Roles and Responsibilities
- Analyze large datasets to build ML models.
- Feature selection to initiate the machine learning process.
- Design and regularly update ML models to improve model performance.
- Develop scalable and cost-effective ML applications.
- Conduct regular code reviews and routine checks.
- Deploy ML models and applications to production for end users.
- Collaborate with data scientists and data engineers to build reliable business solutions according to stakeholder needs.
Major Differences: Data Scientist and ML Engineer
|Machine Learning Engineer
|Collect, extract and analyze raw data to draw data-driven decisions.
|Develop, improve and deploy machine learning models to predict outcomes.
|Expected to be skilled in mathematics, statistics, data transformation, data analysis and visualization, machine learning and database management.
|Expected to be proficient with applied mathematics, in-depth knowledge of machine learning algorithms and version control.
|Collaborates with data analysts, data engineers and stakeholders to identify trends and offers strategic solutions.
|Collaborates with data scientists, software engineers and DevOps to deploy ML models and forecast data.
|Aims to identify trends and patterns using historical data to solve business challenges.
|Aims to integrate scalable machine learning applications and automate ML processes.
Key Similarities: Data Scientist and ML Engineer
Both the machine learning engineer and data scientist share a lot in common in terms of their skills, roles, and responsibilities, as outlined below:
- They have business acumen and are capable of dealing with stakeholders, comprehending their needs, and offering them reliable, scalable solutions.
- Their key focus is to solve business problems.

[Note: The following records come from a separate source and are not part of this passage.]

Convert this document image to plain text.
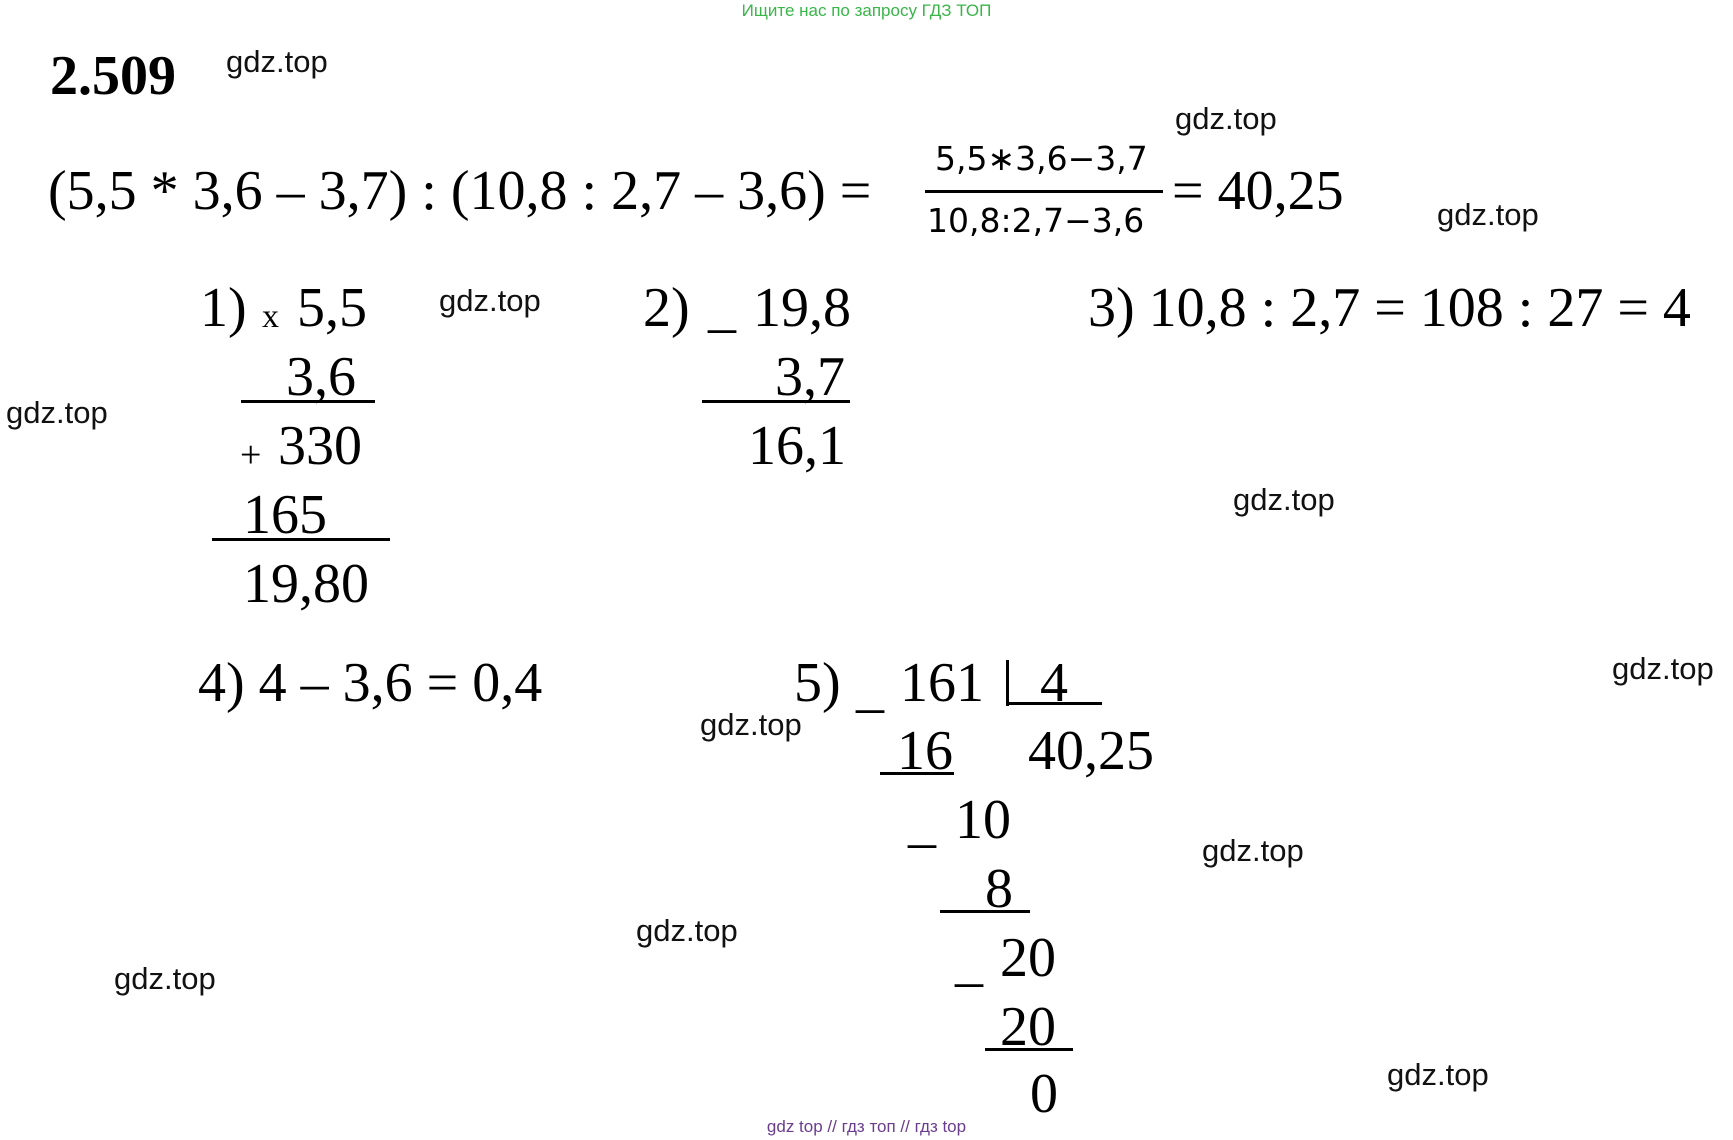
Ищите нас по запросу ГДЗ ТОП
gdz top // гдз топ // гдз top
2.509 gdz.top
gdz.top
gdz.top
gdz.top
gdz.top
gdz.top
gdz.top
gdz.top
gdz.top
gdz.top
gdz.top
gdz.top
(5,5 * 3,6 – 3,7) : (10,8 : 2,7 – 3,6) =
5,5∗3,6−3,7
10,8:2,7−3,6 = 40,25
1) x 5,5
3,6
+ 330
165
19,80
2) _ 19,8
3,7
16,1
3) 10,8 : 2,7 = 108 : 27 = 4
4) 4 – 3,6 = 0,4	5) _ 161 4
40,25
16
_ 10
8
_ 20
20
0
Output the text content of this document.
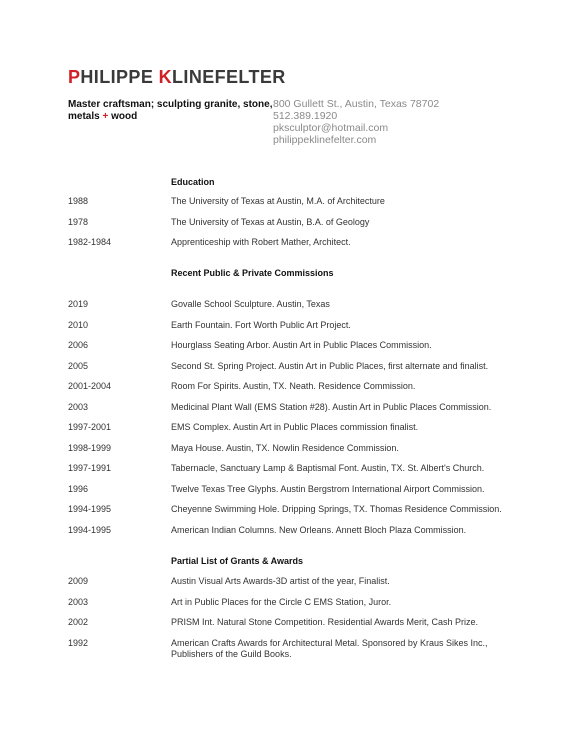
PHILIPPE KLINEFELTER
Master craftsman; sculpting granite, stone, metals + wood
800 Gullett St., Austin, Texas 78702
512.389.1920
pksculptor@hotmail.com
philippeklinefelter.com
Education
1988	The University of Texas at Austin, M.A. of Architecture
1978	The University of Texas at Austin, B.A. of Geology
1982-1984	Apprenticeship with Robert Mather, Architect.
Recent Public & Private Commissions
2019	Govalle School Sculpture. Austin, Texas
2010	Earth Fountain. Fort Worth Public Art Project.
2006	Hourglass Seating Arbor. Austin Art in Public Places Commission.
2005	Second St. Spring Project. Austin Art in Public Places, first alternate and finalist.
2001-2004	Room For Spirits. Austin, TX. Neath. Residence Commission.
2003	Medicinal Plant Wall (EMS Station #28). Austin Art in Public Places Commission.
1997-2001	EMS Complex. Austin Art in Public Places commission finalist.
1998-1999	Maya House. Austin, TX. Nowlin Residence Commission.
1997-1991	Tabernacle, Sanctuary Lamp & Baptismal Font. Austin, TX. St. Albert's Church.
1996	Twelve Texas Tree Glyphs. Austin Bergstrom International Airport Commission.
1994-1995	Cheyenne Swimming Hole. Dripping Springs, TX. Thomas Residence Commission.
1994-1995	American Indian Columns. New Orleans. Annett Bloch Plaza Commission.
Partial List of Grants & Awards
2009	Austin Visual Arts Awards-3D artist of the year, Finalist.
2003	Art in Public Places for the Circle C EMS Station, Juror.
2002	PRISM Int. Natural Stone Competition. Residential Awards Merit, Cash Prize.
1992	American Crafts Awards for Architectural Metal. Sponsored by Kraus Sikes Inc., Publishers of the Guild Books.
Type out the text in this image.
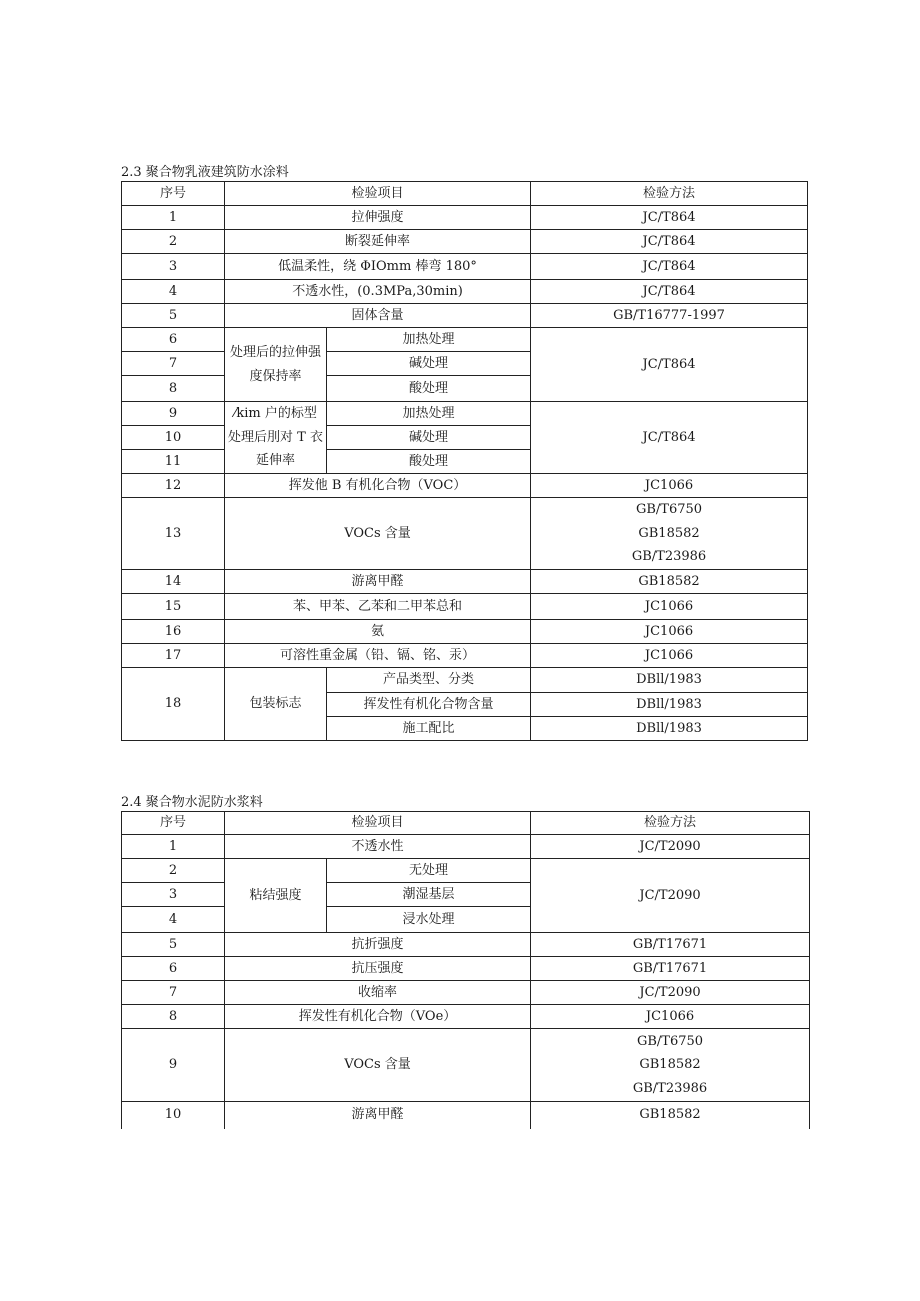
2.3 聚合物乳液建筑防水涂料
序号	检验项目		检验方法
1	拉伸强度		JC/T864
2	断裂延伸率		JC/T864
3	低温柔性，绕 ΦIOmm 棒弯 180°		JC/T864
4	不透水性，(0.3MPa,30min)		JC/T864
5	固体含量		GB/T16777-1997
6	处理后的拉伸强度保持率	加热处理	JC/T864
7		碱处理	
8		酸处理	
9	⁄kim 户的标型
处理后刖对 T 衣
延伸率	加热处理	JC/T864
10		碱处理	
11		酸处理	
12	挥发他 B 有机化合物（VOC）		JC1066
13	VOCs 含量		GB/T6750
GB18582
GB/T23986

14	游离甲醛		GB18582
15	苯、甲苯、乙苯和二甲苯总和		JC1066
16	氨		JC1066
17	可溶性重金属（铅、镉、铭、汞）		JC1066
18	包装标志	产品类型、分类	DBll/1983
		挥发性有机化合物含量	DBll/1983
		施工配比	DBll/1983
2.4 聚合物水泥防水浆料
序号	检验项目		检验方法
1	不透水性		JC/T2090
2	粘结强度	无处理	JC/T2090
3		潮湿基层	
4		浸水处理	
5	抗折强度		GB/T17671
6	抗压强度		GB/T17671
7	收缩率		JC/T2090
8	挥发性有机化合物（VOe）		JC1066
9	VOCs 含量		GB/T6750
GB18582
GB/T23986

10	游离甲醛		GB18582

- They generally have a knowledge and background in statistics and applied mathematics.
- They have a similar set of qualities in strategic thinking, leadership, analytical thinking and problem-solving abilities. They both love to solve new challenges every day.
- Both data scientists and ML engineers work with programming languages like Python and R.
- They can communicate actionable insights and key findings with end users using visualizations.
What is better: Data Scientist or ML Engineer?
Whether a data scientist or ML engineer is more valuable relies on several factors, including personal preferences, career focus, project requirements, and market scope.
ML may be an excellent career choice for you if you are someone with a solid understanding of data structures, algorithms, and statistics, and are fascinated by automation processes and maintaining machine learning models.
However, if you love challenges, have a business instinct, and are capable of communicating with stakeholders to provide them with data-driven solutions, data science can be a good fit for you.
In the end, the best course of action is to experiment and try your hands on both of these highly overlapping domains and pick the one you are most interested in.
Both data scientists and machine learning engineers are highly skilled professionals that thrive to utilize the raw data to address challenging issues and offer scalable solutions across different industries.
Whether in the field of technology, business, marketing, healthcare, science, education, finance, logistics or any other domain, the collaboration between data science and machine learning has made a substantial impact.
It would be more accurate to say that both data scientists and machine learning engineers complement each other in a project with their unique set of skills.